How would this work with this code:
x = 6
y = np.array([1,2])
print(x * y)
Wouldn't the code call x.__mul__(y)
? And since x is not a numpy variable, how does numpy have any control over how this behaves?
CodePudding user response:
When Python encounters x * y
it will indeed first call x.__mul__(y)
(1). Any such method may return NotImplemented
if it doesn't know how to handle the operand it received.

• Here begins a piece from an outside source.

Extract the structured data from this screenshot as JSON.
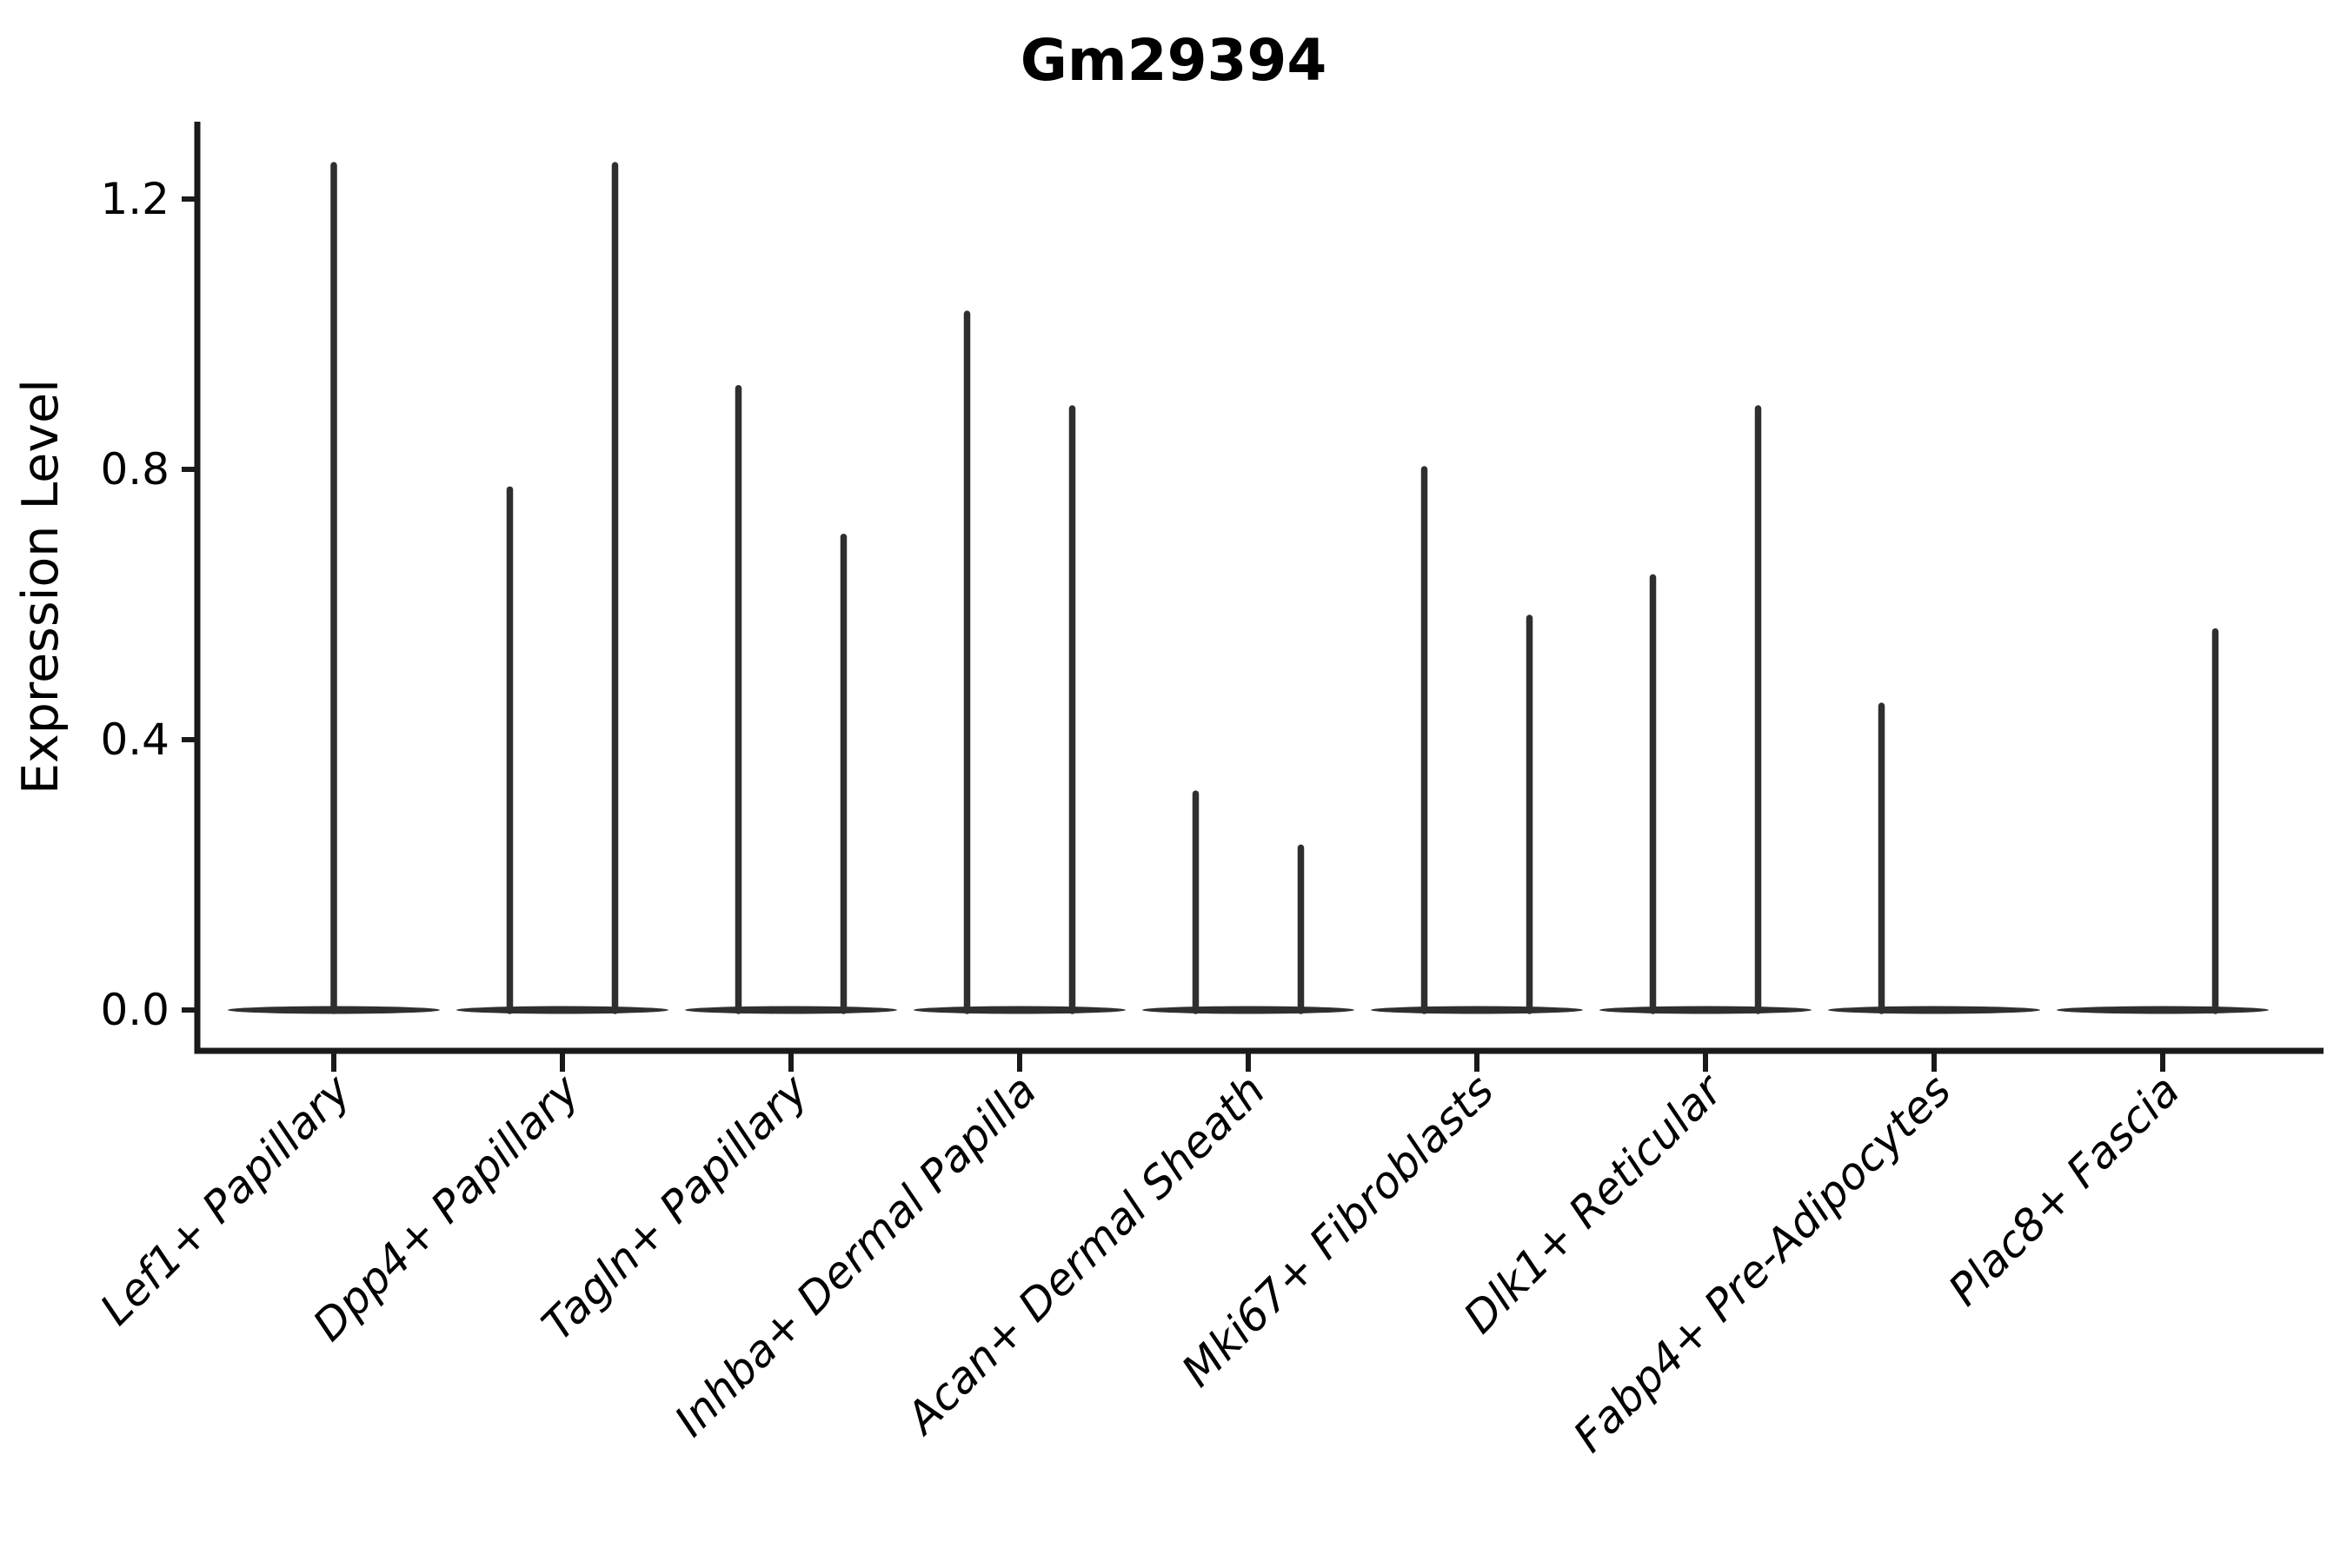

This is what x.__mul__(y)
does :
>>> x = 6
>>> y = np.array([1, 2])
>>> x.__mul__(y)
NotImplemented
Then, as a next step, Python calls the reflected operands method __rmul__
, i.e. y.__rmul__(x)
:
>>> y.__rmul__(x)
array([ 6, 12])
So in this second step, it is up to the np.ndarray
class to determine the outcome of this operation (2).
This can also be visualized with the help of a custom test class:
>>> class Test:
... def __rmul__(self, other):
... print('__rmul__', self, other)
...
>>> x = 1
>>> y = Test()
>>> x.__mul__(y)
NotImplemented
>>> x * y
__rmul__ <__main__.Test object at 0x7f46c6acb668> 1
(1) Unless type(y)
is a subclass of type(x)
in which case y.__rmul__(x)
takes precedence over x.__mul__(y)
.
(2) If both methods, x.__mul__
and y.__rmul__
, return NotImplemented
then a TypeError
is raised.